To earn 120,000 Avios you’ll need to do the following:
- Spend $3,000 on net purchases in the first 3 months to earn 50,000 bonus Avios
- Spend $10,000 on net purchases (cumulative total) in the first year to earn an additional 25,000 bonus Avios
- Spend $20,000 on net purchases (cumulative total) in the first year to earn an additional 25,000 bonus Avios
- And you’ll earn 20,000 Avios (or more) as a result of making $20,000 in purchases
Why Executive Club Is Great for U.S. Flights
Now, I love the Mileage Plan program for other reasons. (I’m less a fan of AAdvantage.) I like Alaska’s award chart for partner redemptions, the upgrades on award tickets, and the generous stopover rules. Mileage Plan also has cheap awards starting at 5,000 points. But because I can use Mileage Plan miles for so many other things, I try not to use them to fly on Alaska Airlines itself. Those miles are so valuable I save them for something like Cathay Pacific first class.
British Airways Avios, on the other hand, are a bad value for Americans trying to get to Europe. The price quickly multiplies if you have connecting flights or want to fly in business or first class. Surcharges can add hundreds of dollars to a ticket, to the point where I’d rather just pay cash when business class goes on sale. And because British Airways issues so many Avios, they’re worth relatively less.
So you see, even though a flight on Alaska Airlines starts at 5,000 miles, it can be a better deal to redeem 7,500 Avios for the same ticket. Flights to Hawaii start at just 12,500 Avios each way from the West Coast, compared to 20,000 miles through most U.S. loyalty programs. As a general rule I will use Avios for my domestic travel whenever possible.
Redeeming Avios for American Airlines and Alaska Airlines
It’s pretty straightforward to search for and book American Airlines flights on the British Airways website. I created an entire guide to help you do it.
If you want to book travel on Alaska Airlines, however, it takes some effort. No Alaska Airlines flights will appear if you search for them on British Airways. That doesn’t mean they don’t exist. The system just isn’t set up to find and display them. You will need to search for them elsewhere (I recommend the American Airlines website since it has access to the same inventory) and call British Airways to book. The wait time can be long, but the telephone reservation fee will be waived.

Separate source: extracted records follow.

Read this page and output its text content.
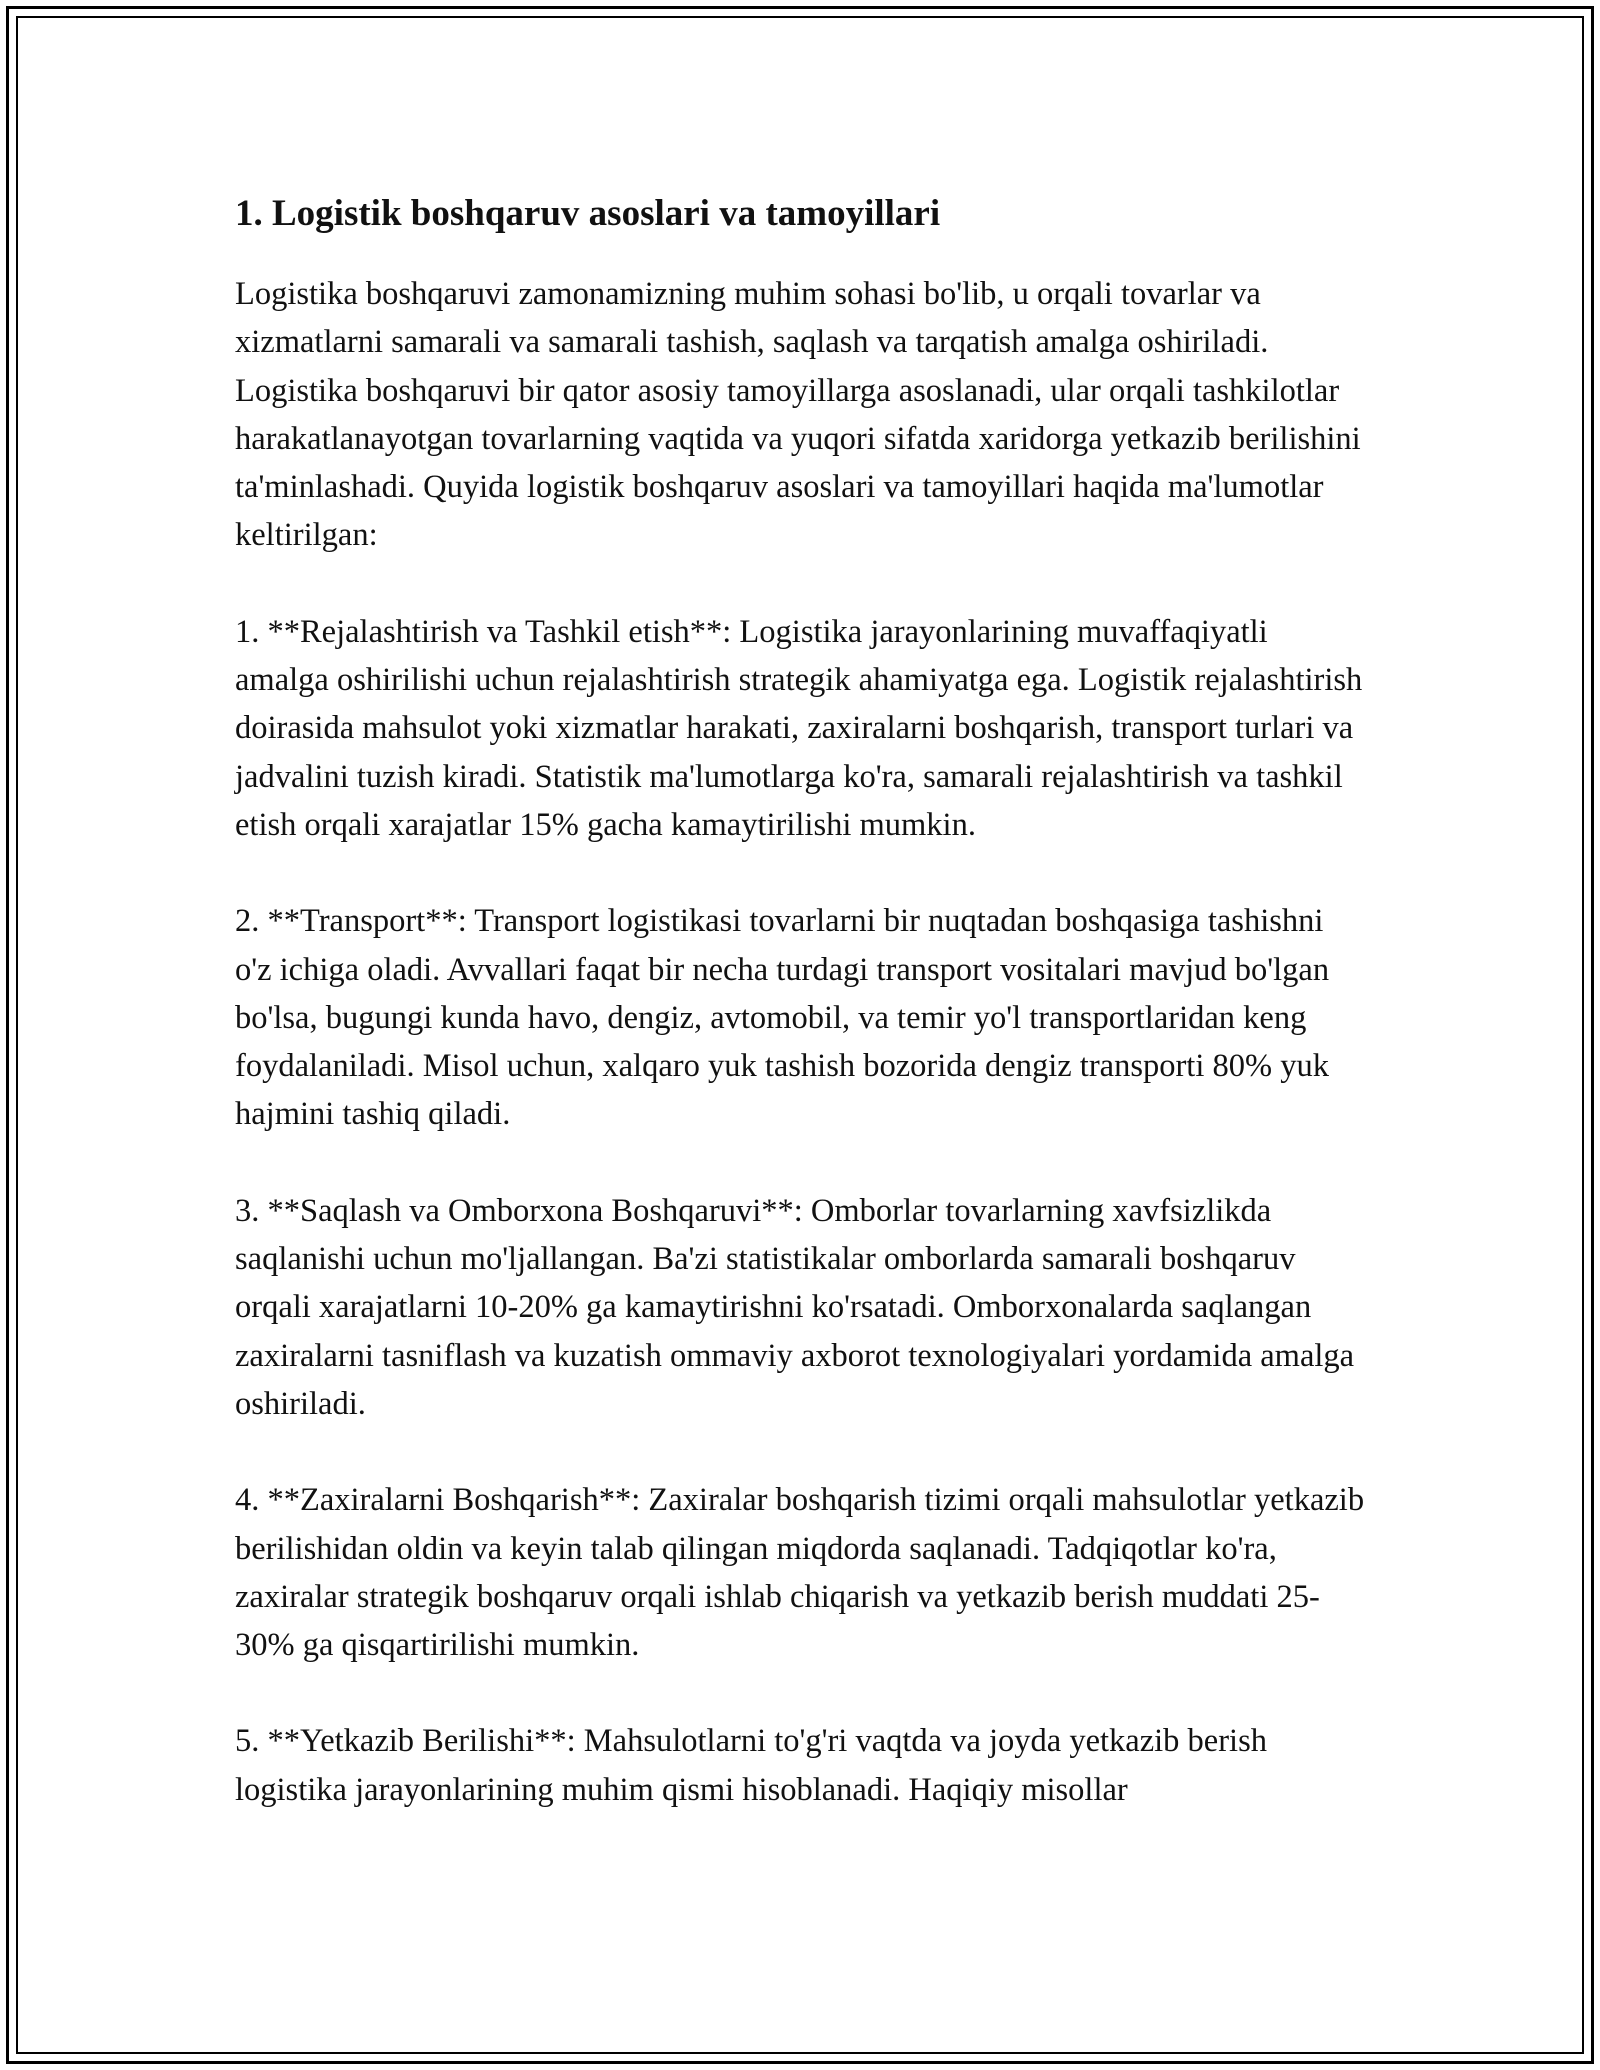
1. Logistik boshqaruv asoslari va tamoyillari

Logistika boshqaruvi zamonamizning muhim sohasi bo'lib, u orqali tovarlar va xizmatlarni samarali va samarali tashish, saqlash va tarqatish amalga oshiriladi. Logistika boshqaruvi bir qator asosiy tamoyillarga asoslanadi, ular orqali tashkilotlar harakatlanayotgan tovarlarning vaqtida va yuqori sifatda xaridorga yetkazib berilishini ta'minlashadi. Quyida logistik boshqaruv asoslari va tamoyillari haqida ma'lumotlar keltirilgan:

1. **Rejalashtirish va Tashkil etish**: Logistika jarayonlarining muvaffaqiyatli amalga oshirilishi uchun rejalashtirish strategik ahamiyatga ega. Logistik rejalashtirish doirasida mahsulot yoki xizmatlar harakati, zaxiralarni boshqarish, transport turlari va jadvalini tuzish kiradi. Statistik ma'lumotlarga ko'ra, samarali rejalashtirish va tashkil etish orqali xarajatlar 15% gacha kamaytirilishi mumkin.

2. **Transport**: Transport logistikasi tovarlarni bir nuqtadan boshqasiga tashishni o'z ichiga oladi. Avvallari faqat bir necha turdagi transport vositalari mavjud bo'lgan bo'lsa, bugungi kunda havo, dengiz, avtomobil, va temir yo'l transportlaridan keng foydalaniladi. Misol uchun, xalqaro yuk tashish bozorida dengiz transporti 80% yuk hajmini tashiq qiladi.

3. **Saqlash va Omborxona Boshqaruvi**: Omborlar tovarlarning xavfsizlikda saqlanishi uchun mo'ljallangan. Ba'zi statistikalar omborlarda samarali boshqaruv orqali xarajatlarni 10-20% ga kamaytirishni ko'rsatadi. Omborxonalarda saqlangan zaxiralarni tasniflash va kuzatish ommaviy axborot texnologiyalari yordamida amalga oshiriladi.

4. **Zaxiralarni Boshqarish**: Zaxiralar boshqarish tizimi orqali mahsulotlar yetkazib berilishidan oldin va keyin talab qilingan miqdorda saqlanadi. Tadqiqotlar ko'ra, zaxiralar strategik boshqaruv orqali ishlab chiqarish va yetkazib berish muddati 25-30% ga qisqartirilishi mumkin.

5. **Yetkazib Berilishi**: Mahsulotlarni to'g'ri vaqtda va joyda yetkazib berish logistika jarayonlarining muhim qismi hisoblanadi. Haqiqiy misollar
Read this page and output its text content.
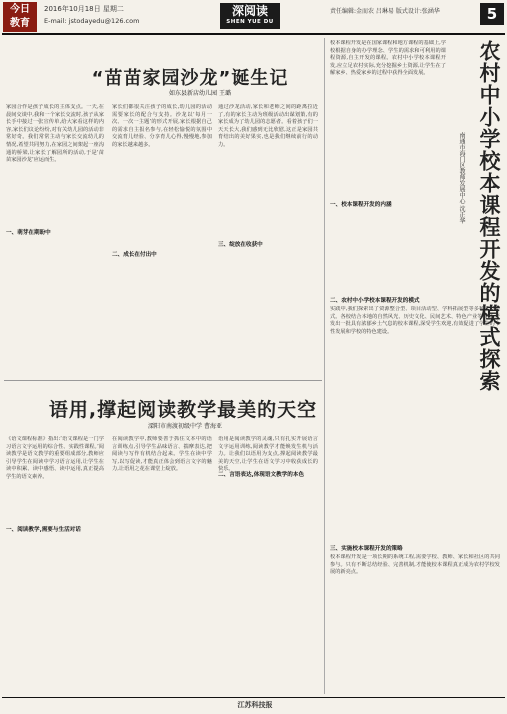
今日
教育
2016年10月18日 星期二
E-mail: jstodayedu@126.com
深阅读
SHEN YUE DU
责任编辑:金而农 吕琳易 版式设计:张涵华	5
“苗苗家园沙龙”诞生记
如东县新店幼儿园 王璐

家园合作是孩子成长的主体支点。一天,在晨间交谈中,我和一个家长交流时,孩子从家长手中接过一张宣传单,给大家看这样的内容,家长们议论纷纷,对有关幼儿园的活动非常好奇。我们常常主动与家长交流幼儿的情况,希望共同努力,在家园之间架起一座沟通的桥梁,让家长了解园所的活动,于是‘苗苗家园沙龙’应运而生。

一、萌芽在期盼中

家长们都很关注孩子的成长,幼儿园的活动需要家长的配合与支持。沙龙以‘每月一次、一次一主题’的形式开展,家长根据自己的需求自主报名参与,在轻松愉悦的氛围中交流育儿经验、分享育儿心得,慢慢地,参加的家长越来越多。

二、成长在付出中

通过沙龙活动,家长和老师之间的距离拉近了,有的家长主动为班级活动出谋划策,有的家长成为了幼儿园的志愿者。看着孩子们一天天长大,我们感到无比欣慰,这正是家园共育结出的美好果实,也是我们继续前行的动力。

三、绽放在收获中
语用,撑起阅读教学最美的天空
溧阳市南渡初级中学 曹海亚

《语文课程标准》指出:‘语文课程是一门学习语言文字运用的综合性、实践性课程。’阅读教学是语文教学的重要组成部分,教师应引导学生在阅读中学习语言运用,让学生在读中积累、读中感悟、读中运用,真正提高学生的语文素养。

一、阅读教学,需要与生活对话

在阅读教学中,教师要善于抓住文本中的语言训练点,引导学生品味语言、揣摩表达,把阅读与写作有机结合起来。学生在读中学写,以写促读,才能真正体会到语言文字的魅力,让语用之花在课堂上绽放。

语用是阅读教学的灵魂,只有扎实开展语言文字运用训练,阅读教学才能焕发生机与活力。让我们以语用为支点,撑起阅读教学最美的天空,让学生在语文学习中收获成长的快乐。

二、言语表达,体现语文教学的本色
农村中小学校本课程开发的模式探索
南通市海门区教师发展中心 沈正华

校本课程开发是在国家课程和地方课程的基础上,学校根据自身的办学理念、学生的需求和可利用的课程资源,自主开发的课程。农村中小学校本课程开发,应立足农村实际,充分挖掘乡土资源,让学生在了解家乡、热爱家乡的过程中获得全面发展。

一、校本课程开发的内涵
二、农村中小学校本课程开发的模式

实践中,我们探索出了资源整合型、项目活动型、学科拓展型等多种开发模式。各校结合本地的自然风光、历史文化、民间艺术、特色产业等资源,开发出一批具有浓郁乡土气息的校本课程,深受学生欢迎,有效促进了学生的个性发展和学校的特色建设。

三、实施校本课程开发的策略

校本课程开发是一项长期的系统工程,需要学校、教师、家长和社区的共同参与。只有不断总结经验、完善机制,才能使校本课程真正成为农村学校发展的新亮点。

江苏科技报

Combining Avios with a Household Account
The other great thing about earning and redeeming Avios is that you can get create a household account to pool your Avios in one place. That means if you and a spouse each get the British Airways Visa card and earn 120,000 Avios (qualifying spend + bonuses) you’ll have 240,000 Avios total. The main benefit is you can redeem them for larger, more expensive awards.
A lesser benefit is that you can easily book travel for anyone who is a member of the household account. When dealing with other loyalty programs, it’s easy enough for me to call up my sister and ask if she can use her miles to book me a ticket; she doesn’t need to pay to transfer them to my account. But it’s still a hassle. Since my sister and I share a household account, I can just ask her for permission and do it myself.
Avoid the Travel Together Ticket
There is a further bonus, a “Travel Together Ticket” if you spend $30,000 or more on this card in a calendar year. That lets you waive the Avios required for a companion’s award ticket. It seems like a great value for an international business or first class flight that can cost over 100,000 Avios.
The problem with this offer is that you still need to pay the fees for the companion, which I mentioned can be nearly $1,000. You are better off — in my opinion — buying your own business class ticket for cash. If you want to fly in first class, you can use Avios to upgrade. Or use a different loyalty program to fly a different airline to Europe, one that doesn’t charge such high fees (United MileagePlus is a great example).